Traditionally, a provider's office would send a long, paper survey to patients after their visit. The return rate on these surveys was poor, making it difficult for providers to determine their HCAHPS scores and whether patients were satisfied with their quality of care. The Cyder Discover product was originally built to collect patient satisfaction data electronically through an iPad in a kiosk format. The surveys were reduced to a 10 question, easy to read format with the goal of getting a better response rate to the surveys as patients were leaving the clinic. The results would immediately upload to a database allowing for real time assessment of the results on a backend application.

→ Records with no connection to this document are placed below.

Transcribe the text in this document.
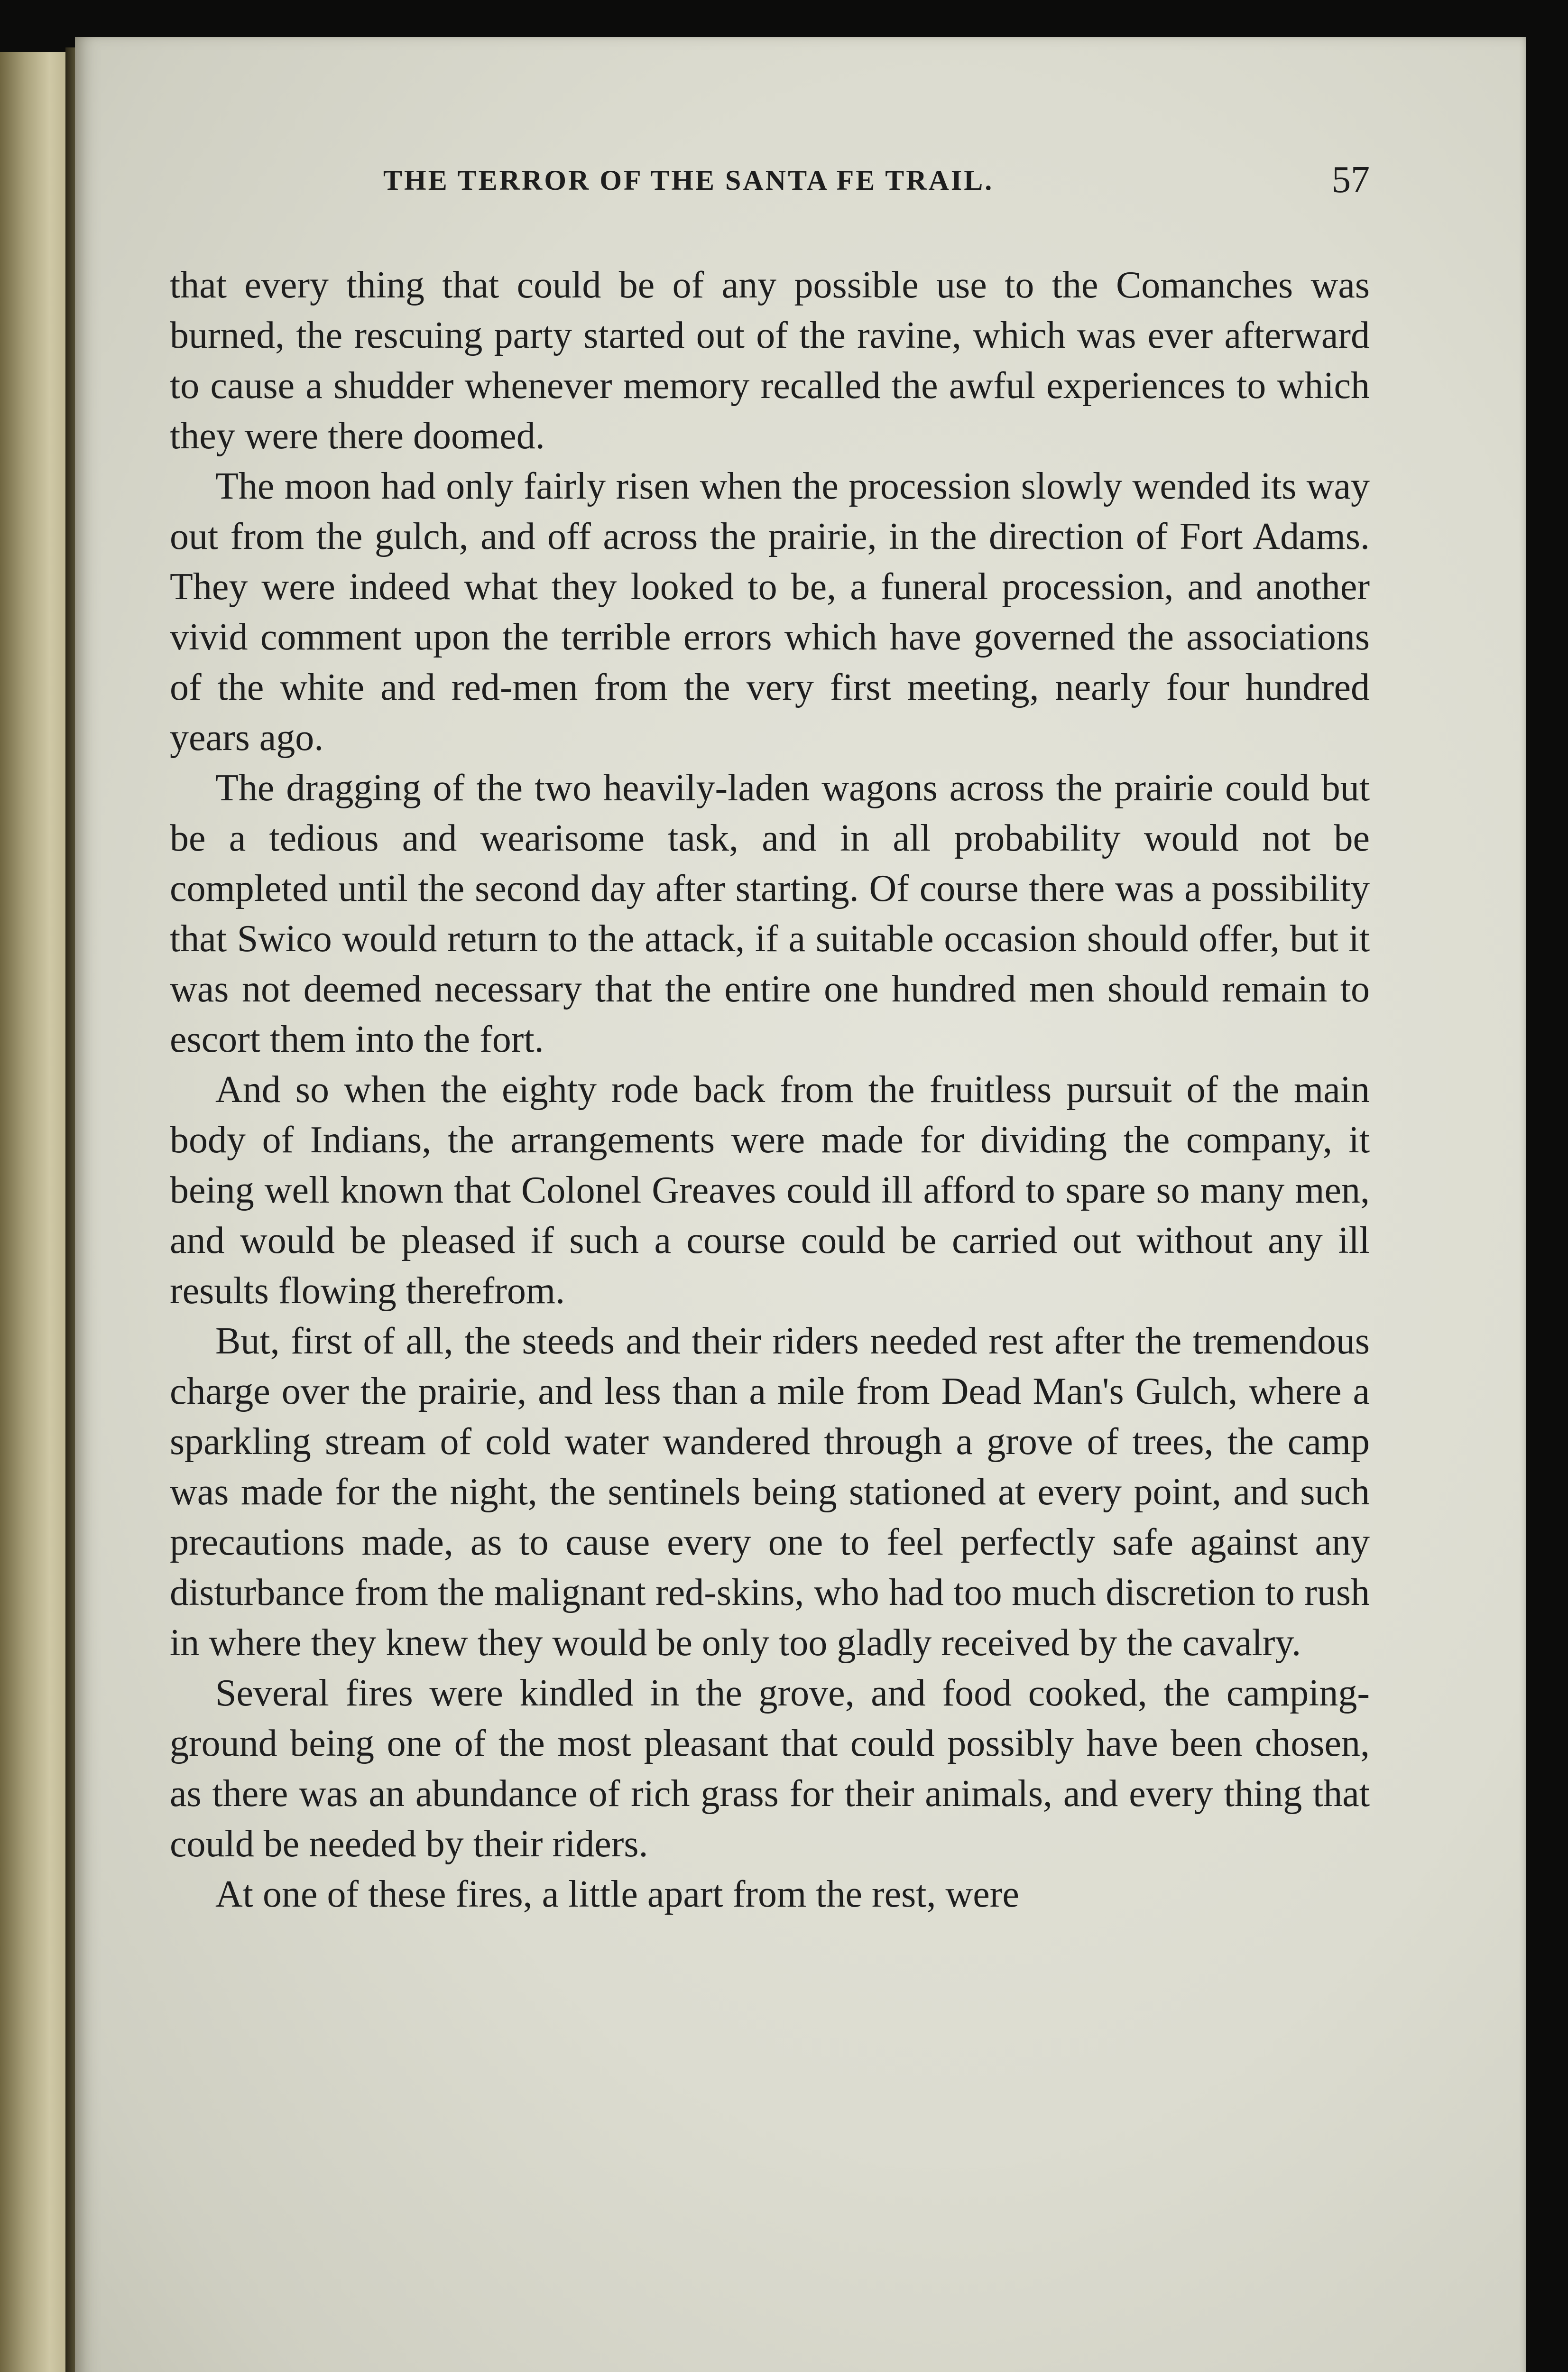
THE TERROR OF THE SANTA FE TRAIL.	57

that every thing that could be of any possible use to the Comanches was burned, the rescuing party started out of the ravine, which was ever afterward to cause a shudder whenever memory recalled the awful experiences to which they were there doomed.

The moon had only fairly risen when the procession slowly wended its way out from the gulch, and off across the prairie, in the direction of Fort Adams. They were indeed what they looked to be, a funeral procession, and another vivid comment upon the terrible errors which have governed the associations of the white and red-men from the very first meeting, nearly four hundred years ago.

The dragging of the two heavily-laden wagons across the prairie could but be a tedious and wearisome task, and in all probability would not be completed until the second day after starting. Of course there was a possibility that Swico would return to the attack, if a suitable occasion should offer, but it was not deemed necessary that the entire one hundred men should remain to escort them into the fort.

And so when the eighty rode back from the fruitless pursuit of the main body of Indians, the arrangements were made for dividing the company, it being well known that Colonel Greaves could ill afford to spare so many men, and would be pleased if such a course could be carried out without any ill results flowing therefrom.

But, first of all, the steeds and their riders needed rest after the tremendous charge over the prairie, and less than a mile from Dead Man's Gulch, where a sparkling stream of cold water wandered through a grove of trees, the camp was made for the night, the sentinels being stationed at every point, and such precautions made, as to cause every one to feel perfectly safe against any disturbance from the malignant red-skins, who had too much discretion to rush in where they knew they would be only too gladly received by the cavalry.

Several fires were kindled in the grove, and food cooked, the camping-ground being one of the most pleasant that could possibly have been chosen, as there was an abundance of rich grass for their animals, and every thing that could be needed by their riders.

At one of these fires, a little apart from the rest, were
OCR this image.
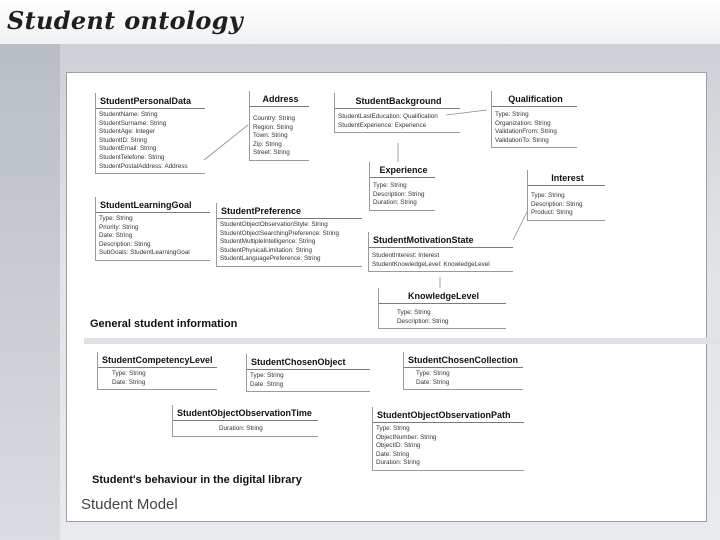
Student ontology
StudentPersonalData
StudentName: String
StudentSurname: String
StudentAge: Integer
StudentID: String
StudentEmail: String
StudentTelefone: String
StudentPostalAddress: Address
Address
Country: String
Region: String
Town: String
Zip: String
Street: String
StudentBackground
StudentLastEducation: Qualification
StudentExperience: Experience
Qualification
Type: String
Organization: String
ValidationFrom: String
ValidationTo: String
Experience
Type: String
Description: String
Duration: String
Interest
Type: String
Description: String
Product: String
StudentLearningGoal
Type: String
Priority: String
Date: String
Description: String
SubGoals: StudentLearningGoal
StudentPreference
StudentObjectObservationStyle: String
StudentObjectSearchingPreference: String
StudentMultipleIntelligence: String
StudentPhysicalLimitation: String
StudentLanguagePreference: String
StudentMotivationState
StudentInterest: Interest
StudentKnowledgeLevel: KnowledgeLevel
KnowledgeLevel
Type: String
Description: String
General student information
StudentCompetencyLevel
Type: String
Date: String
StudentChosenObject
Type: String
Date: String
StudentChosenCollection
Type: String
Date: String
StudentObjectObservationTime
Duration: String
StudentObjectObservationPath
Type: String
ObjectNumber: String
ObjectID: String
Date: String
Duration: String
Student's behaviour in the digital library
Student Model
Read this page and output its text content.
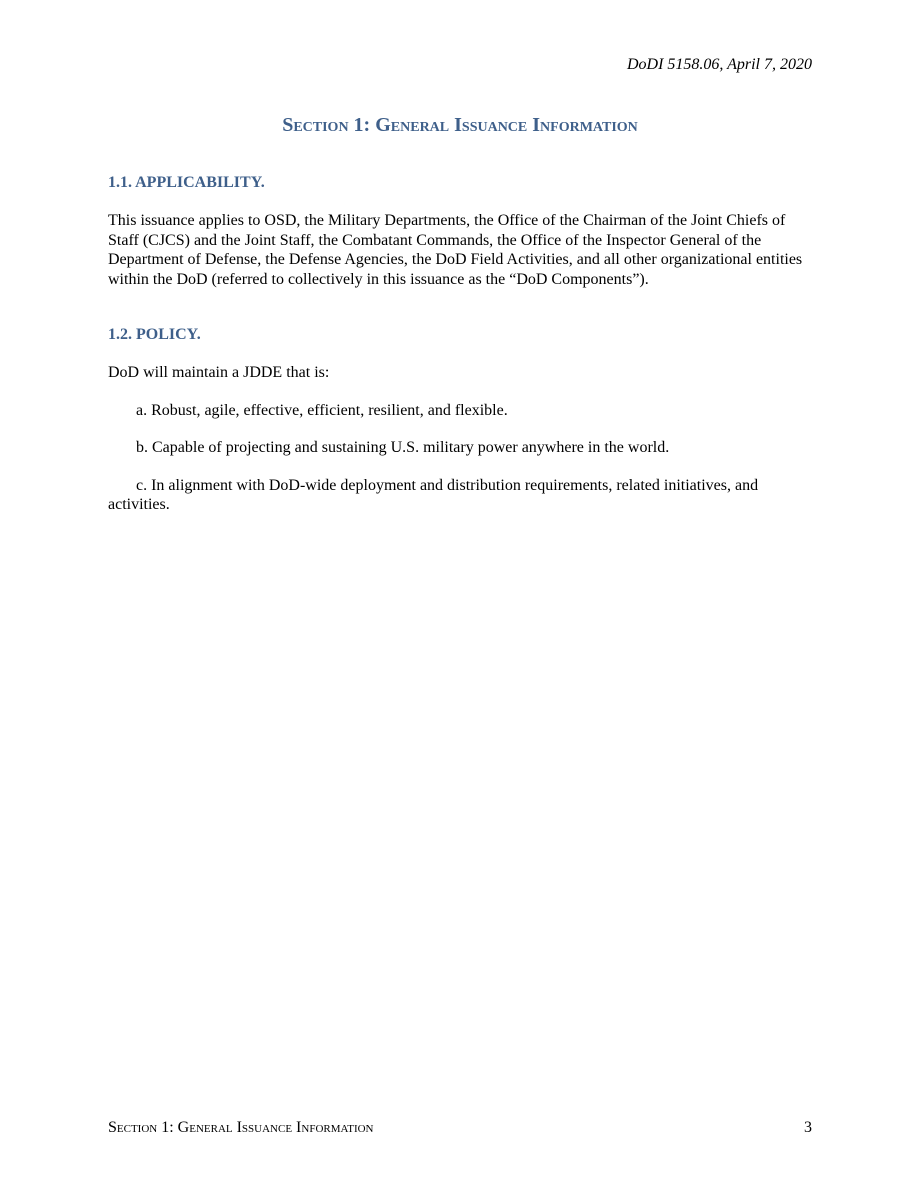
DoDI 5158.06, April 7, 2020
Section 1: General Issuance Information

1.1. APPLICABILITY.

This issuance applies to OSD, the Military Departments, the Office of the Chairman of the Joint Chiefs of Staff (CJCS) and the Joint Staff, the Combatant Commands, the Office of the Inspector General of the Department of Defense, the Defense Agencies, the DoD Field Activities, and all other organizational entities within the DoD (referred to collectively in this issuance as the “DoD Components”).

1.2. POLICY.

DoD will maintain a JDDE that is:

a. Robust, agile, effective, efficient, resilient, and flexible.

b. Capable of projecting and sustaining U.S. military power anywhere in the world.

c. In alignment with DoD-wide deployment and distribution requirements, related initiatives, and activities.

Section 1: General Issuance Information	3
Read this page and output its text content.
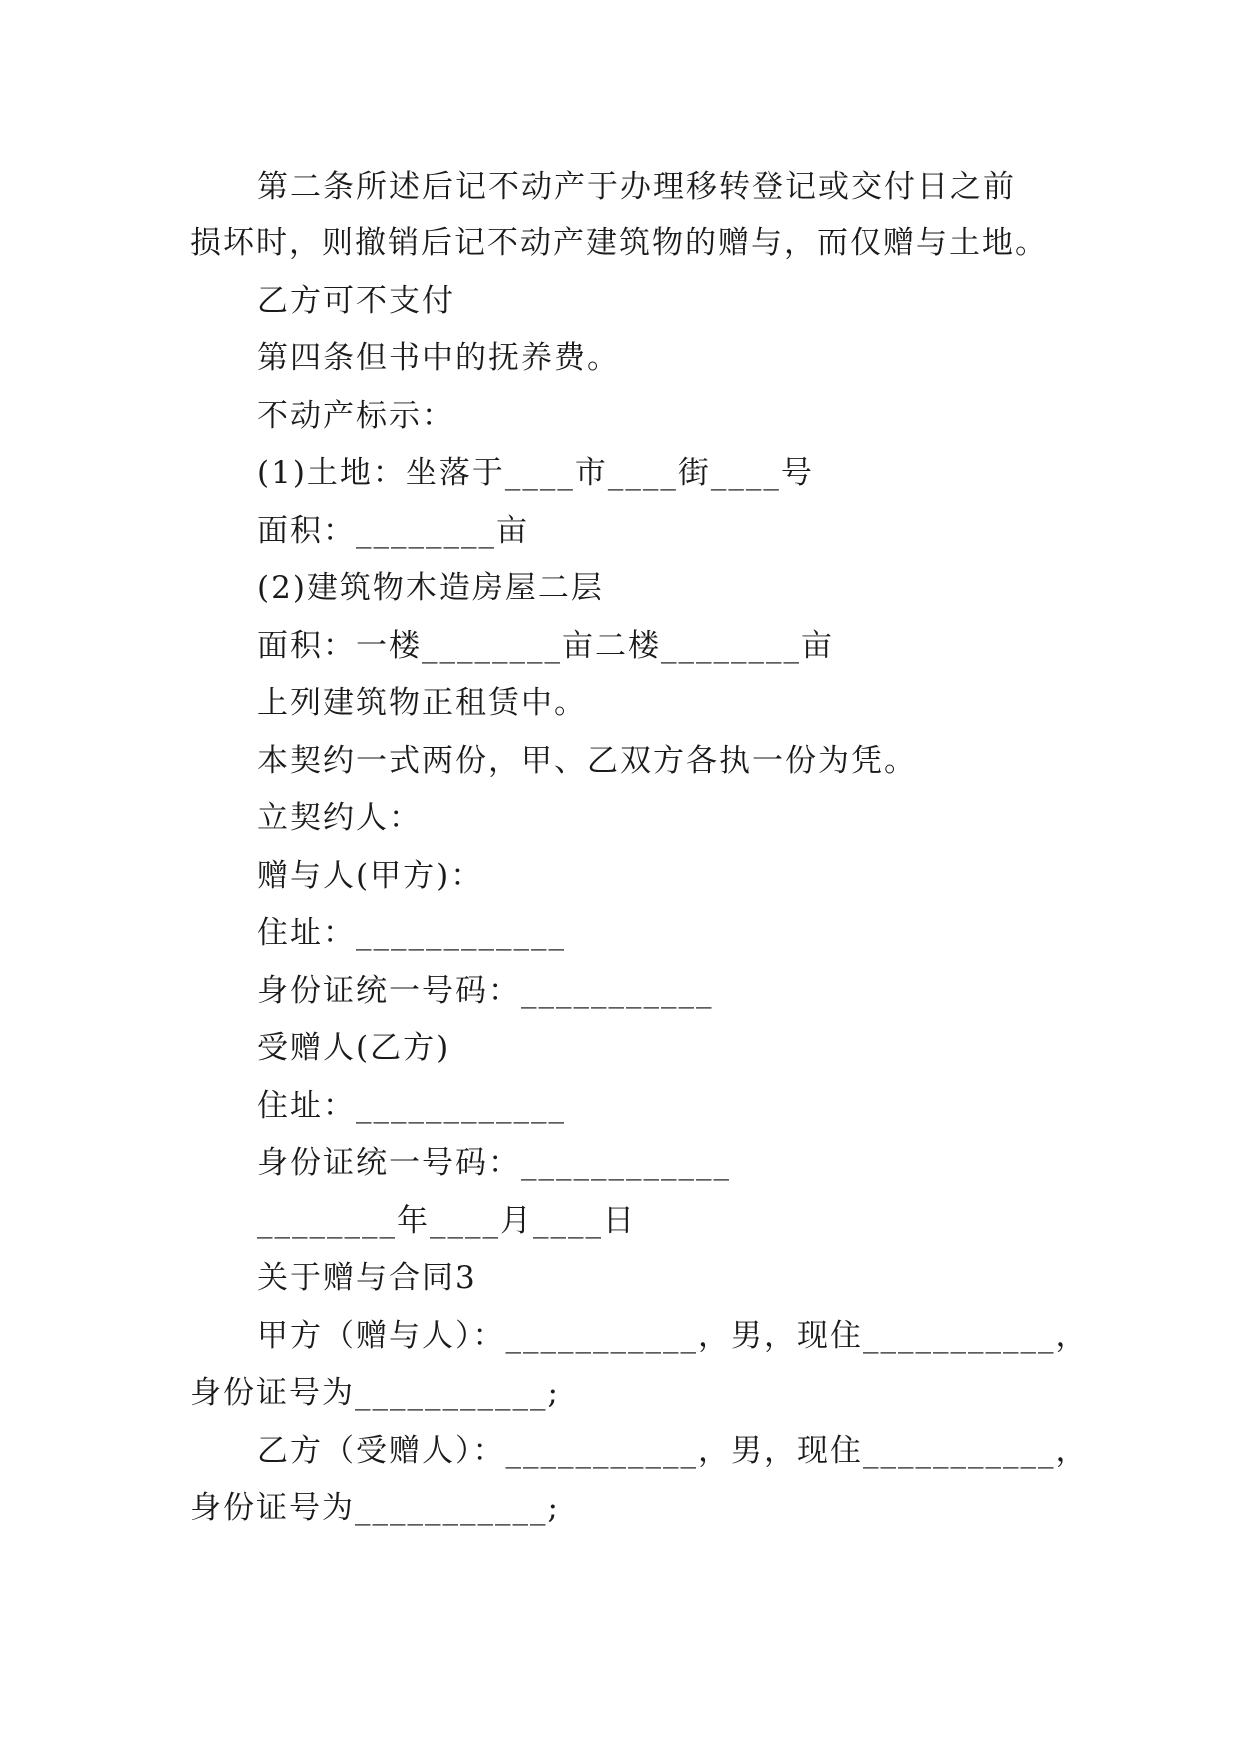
第二条所述后记不动产于办理移转登记或交付日之前
损坏时，则撤销后记不动产建筑物的赠与，而仅赠与土地。
乙方可不支付
第四条但书中的抚养费。
不动产标示：
(1)土地：坐落于____市____街____号
面积：________亩
(2)建筑物木造房屋二层
面积：一楼________亩二楼________亩
上列建筑物正租赁中。
本契约一式两份，甲、乙双方各执一份为凭。
立契约人：
赠与人(甲方)：
住址：____________
身份证统一号码：___________
受赠人(乙方)
住址：____________
身份证统一号码：____________
________年____月____日
关于赠与合同3
甲方（赠与人）：___________，男，现住___________，
身份证号为___________;
乙方（受赠人）：___________，男，现住___________，
身份证号为___________;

Putting a product management hat on
Cyder approached me to help them improve the usability of the design to get Discover ready for Beta clients. At that point, I needed to look at the low hanging fruit that would have the most impact without taking a lot of the limited resources for development time. After doing a heuristic evaluation of the application, I organized a prioritized list of potential user stories that would improve the usability and get the product to a sellable Minimum Viable Product (MVP). Some of the stories were as simple as cleaning up terminology that nurses and nurse managers would understand. Other stories prioritized included: larger, more readable text on the survey, adding a progress indicator to the survey, showing the survey status in the backend application, and providing more meaningful data of the survey results without having to click around to find those results.
In addition to providing improvements to get the tool to MVP, I also put together wireframes for improving the backend navigation and a patient profile page. The Discover platform has the potential to take on other screeners and provide a place for physicians to look at the Social Determinants that may affect a patient's health outcomes. I organized the potential data into focused categories and collected feedback on the concepts with a few nurse to determine whether the designs made sense to assess the patient based on this data. One design was based on data we were currently collecting from the patient screeners, while the second got into more of a "what if" we were able to integrate with an HIS system and bring in more data to help nurses and doctors make an assessment.
Cyder wanted to expand and collect additional patient screeners through the platform. We started exploration into a simple, 3-question screener to check patients for loneliness. Patients that score high on the screener are less likely to keep up on their care and have the potential to be a high risk patient within the population. I put together a Sketch/InVision prototype of how the patient screener would work for patients in order to get design feedback from clinicians and potential patients on the readability of the questions. The facial expressions were added to help out those patients that have lower health literacy levels.